Update, May 5: A federal court on May 4 granted a temporary restraining order, pausing drilling near Pe’ Sla for two weeks as the wider lawsuit proceeds.

Community members held a ceremony at two drill pads near Pe’ Sla on April 30 in direct action against exploratory drilling that has started close to the sacred Lakota site in the Black Hills around South Dakota. Multiple drill pads are now actively operating, including some within a 2-mile buffer zone that tribes and the U.S. Forest Service had previously agreed to protect through a memorandum of understanding, according to a press release from Indigenous-led advocacy group NDN Collective, one of the Indigenous groups organizing.

The group’s action to defend the land escalated a legal and grassroots fight over the Forest Service’s approval of exploratory graphite drilling near Pe’ Sla, a sacred Indigenous site used for prayer and cultural practices for years by the Lakota people and other Indigenous nations of the Oceti Sakowin. According to NDN Collective, at least 10 drill pads are within the protective buffer zone around Pe’ Sla, and some proposed drilling sites are less than half a mile from Pe’ Sla’s legal boundary.

“Pe’ Sla is our sacred land, and we are doing everything we can to protect it,” said Valeriah Big Eagle, director of He Sapa Initiatives at NDN Collective, in the press release. “We will not cease our ceremony in the face of destruction, disrespect, and illegal drilling.”
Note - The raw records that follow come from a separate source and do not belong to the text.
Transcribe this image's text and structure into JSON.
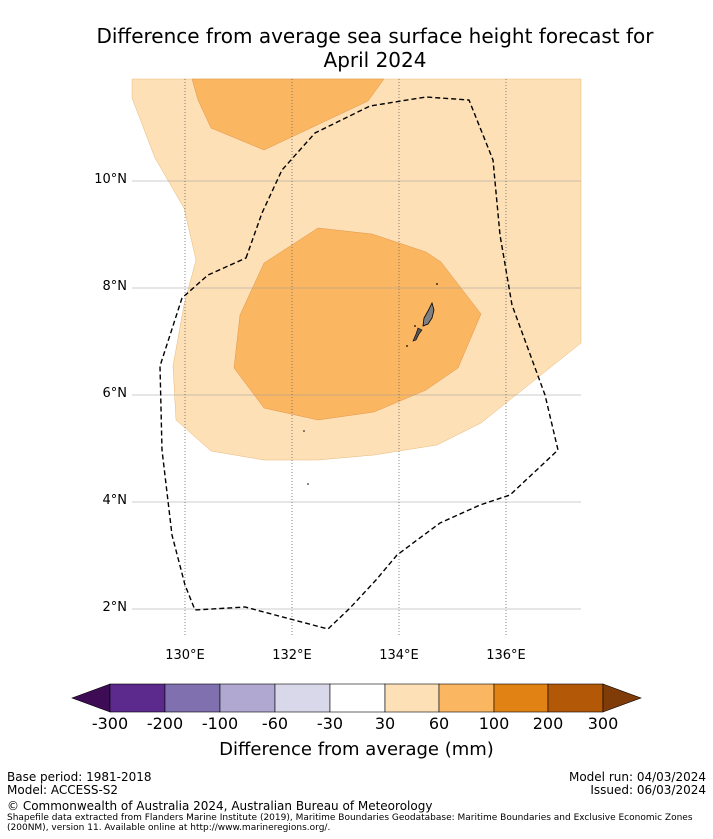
{
  "title_line1": "Difference from average sea surface height forecast for",
  "title_line2": "April 2024",
  "map": {
    "lat_labels": [
      "10°N",
      "8°N",
      "6°N",
      "4°N",
      "2°N"
    ],
    "lon_labels": [
      "130°E",
      "132°E",
      "134°E",
      "136°E"
    ],
    "colors": {
      "light_orange": "#fde0b6",
      "medium_orange": "#fbb662",
      "land": "#808080",
      "eez_boundary": "#000000",
      "grid": "#999999"
    }
  },
  "colorbar": {
    "ticks": [
      "-300",
      "-200",
      "-100",
      "-60",
      "-30",
      "30",
      "60",
      "100",
      "200",
      "300"
    ],
    "colors": [
      "#3d0c54",
      "#5b2a8c",
      "#8070b0",
      "#b0a8d0",
      "#d8d8ea",
      "#ffffff",
      "#fde0b6",
      "#fbb662",
      "#e08214",
      "#b35806",
      "#7f3b08"
    ],
    "label": "Difference from average (mm)"
  },
  "footer": {
    "base_period": "Base period: 1981-2018",
    "model": "Model: ACCESS-S2",
    "model_run": "Model run: 04/03/2024",
    "issued": "Issued: 06/03/2024",
    "copyright": "© Commonwealth of Australia 2024, Australian Bureau of Meteorology",
    "shapefile_line1": "Shapefile data extracted from Flanders Marine Institute (2019), Maritime Boundaries Geodatabase: Maritime Boundaries and Exclusive Economic Zones",
    "shapefile_line2": "(200NM), version 11. Available online at http://www.marineregions.org/."
  }
}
NDN Collective, South Dakota-based Black Hills Clean Water Alliance, and national nonprofit Earthworks filed a lawsuit against the Forest Service on April 1, challenging the agency’s February approval of exploratory drilling near Pe’ Sla. The plaintiffs argue that the Forest Service violated federal environmental law when it allowed mining company Pete Lien & Sons to move forward with exploratory graphite drilling through a categorical exclusion, bypassing a deeper environmental review.